Emily
Me lo merecía.
Literal y figuradamente, yo había creado este embrollo.
Empezaba a sospechar que me gustaban los capullos. O, al menos, este capullo en particular. Por ejemplo: Dean había sido encantador, simpático y educado conmigo y lo había dejado no una, sino dos veces. Vicious me trataba de forma aleatoria y era brutal y maleducado y, sin embargo, me había acostado con él. Cuatro veces en seis horas. Y algunas de esas ocasiones ni siquiera habían sido en una cama, algo que yo nunca había hecho.
¿Qué me pasaba? ¿Cómo le había permitido follarme contra la puerta del despacho?
Me di cuenta de cómo me observaban todos cuando salí de su oficina para ir a comprar el almuerzo. Patty me siguió con la mirada y arqueó una ceja al verme caminar hacia el ascensor mientras me arreglaba el vestido con una mano y me alisaba el alborotado cabello con la otra.
Luego, fui en busca del estúpido bocadillo que había pedido Vicious.
No obstante, debía confesar que estuve a punto de correrme cuando me invitó a mudarme con él a Los Ángeles. No porque realmente considerara la idea de trasladarme allí —era una cuestión de principios, él me había echado y ahora no tenía ningún derecho a ordenarme que volviera—, sino porque me quería tener cerca.
Removí el café en mi vaso de plástico con un bolígrafo mordisqueado y lo contemplé a través de la pared de cristal desde la amplia recepción donde charlaba con Patty.
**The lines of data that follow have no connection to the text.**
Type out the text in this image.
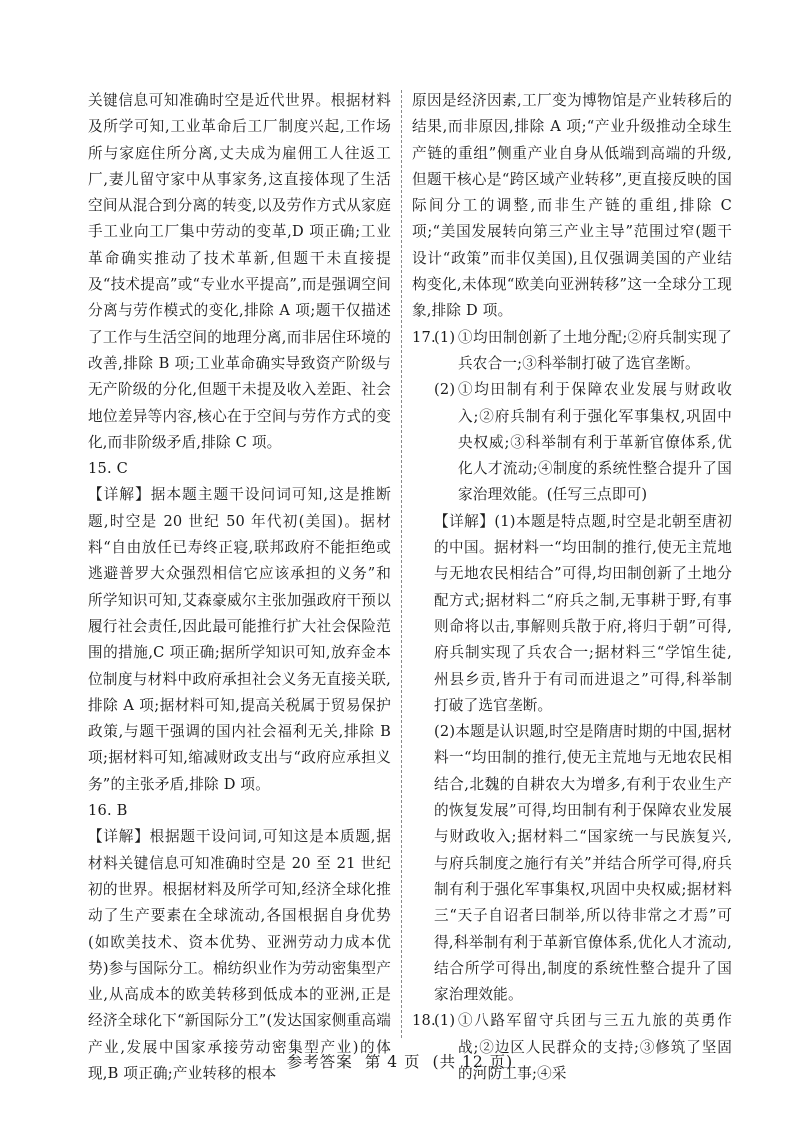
关键信息可知准确时空是近代世界。根据材料及所学可知,工业革命后工厂制度兴起,工作场所与家庭住所分离,丈夫成为雇佣工人往返工厂,妻儿留守家中从事家务,这直接体现了生活空间从混合到分离的转变,以及劳作方式从家庭手工业向工厂集中劳动的变革,D 项正确;工业革命确实推动了技术革新,但题干未直接提及“技术提高”或“专业水平提高”,而是强调空间分离与劳作模式的变化,排除 A 项;题干仅描述了工作与生活空间的地理分离,而非居住环境的改善,排除 B 项;工业革命确实导致资产阶级与无产阶级的分化,但题干未提及收入差距、社会地位差异等内容,核心在于空间与劳作方式的变化,而非阶级矛盾,排除 C 项。

15. C

【详解】据本题主题干设问词可知,这是推断题,时空是 20 世纪 50 年代初(美国)。据材料“自由放任已寿终正寝,联邦政府不能拒绝或逃避普罗大众强烈相信它应该承担的义务”和所学知识可知,艾森豪威尔主张加强政府干预以履行社会责任,因此最可能推行扩大社会保险范围的措施,C 项正确;据所学知识可知,放弃金本位制度与材料中政府承担社会义务无直接关联,排除 A 项;据材料可知,提高关税属于贸易保护政策,与题干强调的国内社会福利无关,排除 B 项;据材料可知,缩减财政支出与“政府应承担义务”的主张矛盾,排除 D 项。

16. B

【详解】根据题干设问词,可知这是本质题,据材料关键信息可知准确时空是 20 至 21 世纪初的世界。根据材料及所学可知,经济全球化推动了生产要素在全球流动,各国根据自身优势(如欧美技术、资本优势、亚洲劳动力成本优势)参与国际分工。棉纺织业作为劳动密集型产业,从高成本的欧美转移到低成本的亚洲,正是经济全球化下“新国际分工”(发达国家侧重高端产业,发展中国家承接劳动密集型产业)的体现,B 项正确;产业转移的根本

原因是经济因素,工厂变为博物馆是产业转移后的结果,而非原因,排除 A 项;“产业升级推动全球生产链的重组”侧重产业自身从低端到高端的升级,但题干核心是“跨区域产业转移”,更直接反映的国际间分工的调整,而非生产链的重组,排除 C 项;“美国发展转向第三产业主导”范围过窄(题干设计“政策”而非仅美国),且仅强调美国的产业结构变化,未体现“欧美向亚洲转移”这一全球分工现象,排除 D 项。

17.
(1) ①均田制创新了土地分配;②府兵制实现了兵农合一;③科举制打破了选官垄断。
(2) ①均田制有利于保障农业发展与财政收入;②府兵制有利于强化军事集权,巩固中央权威;③科举制有利于革新官僚体系,优化人才流动;④制度的系统性整合提升了国家治理效能。(任写三点即可)

【详解】(1)本题是特点题,时空是北朝至唐初的中国。据材料一“均田制的推行,使无主荒地与无地农民相结合”可得,均田制创新了土地分配方式;据材料二“府兵之制,无事耕于野,有事则命将以击,事解则兵散于府,将归于朝”可得,府兵制实现了兵农合一;据材料三“学馆生徒,州县乡贡,皆升于有司而进退之”可得,科举制打破了选官垄断。

(2)本题是认识题,时空是隋唐时期的中国,据材料一“均田制的推行,使无主荒地与无地农民相结合,北魏的自耕农大为增多,有利于农业生产的恢复发展”可得,均田制有利于保障农业发展与财政收入;据材料二“国家统一与民族复兴,与府兵制度之施行有关”并结合所学可得,府兵制有利于强化军事集权,巩固中央权威;据材料三“天子自诏者曰制举,所以待非常之才焉”可得,科举制有利于革新官僚体系,优化人才流动,结合所学可得出,制度的系统性整合提升了国家治理效能。

18.
(1) ①八路军留守兵团与三五九旅的英勇作战;②边区人民群众的支持;③修筑了坚固的河防工事;④采
参考答案 第 4 页 (共 12 页)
La oficina estaba desierta, pero, aun así, él había insistido en que trabajáramos todo el día.
Vicious caminaba por su despacho mientras hablaba por teléfono con el altavoz activado; siempre con el altavoz, pero, desde fuera, no se oía ni una palabra.
Patty me preguntó si podía consultarle si ella podía marcharse temprano porque tenía que empezar a preparar la comida para el día de Nochebuena, que era al día siguiente.
—Vamos, guapa —me urgió—. Mis nietos necesitan los bizcochos de su abuela. No les gustan los que se venden en las tiendas. Todos sabemos que son basura.
—¿Por qué no se lo preguntas tú misma? —respondí, frunciendo el ceño. La respuesta era obvia, pero sabía que ella asumía de manera errónea que sería más agradable conmigo.
—¿Por favor? —Sentada en su silla, unió las manos en gesto de súplica y me miró con ojos
esperanzados tras los gruesos cristales de las gafas de leer—. Solo quiero ver la sonrisa en sus rostros cuando los sorprenda. Su madre está pasando por un divorcio muy desagradable. De verdad que les hace ilusión esta comida conmigo.
Recordé cuando, hacía ya muchas navidades, había cocinado con mi abuela.
—Vale, lo haré, cuando termine la llamada en la que está.
Patty volvió la pantalla de su ordenador hacia mí para que lo viera. Ya eran las tres.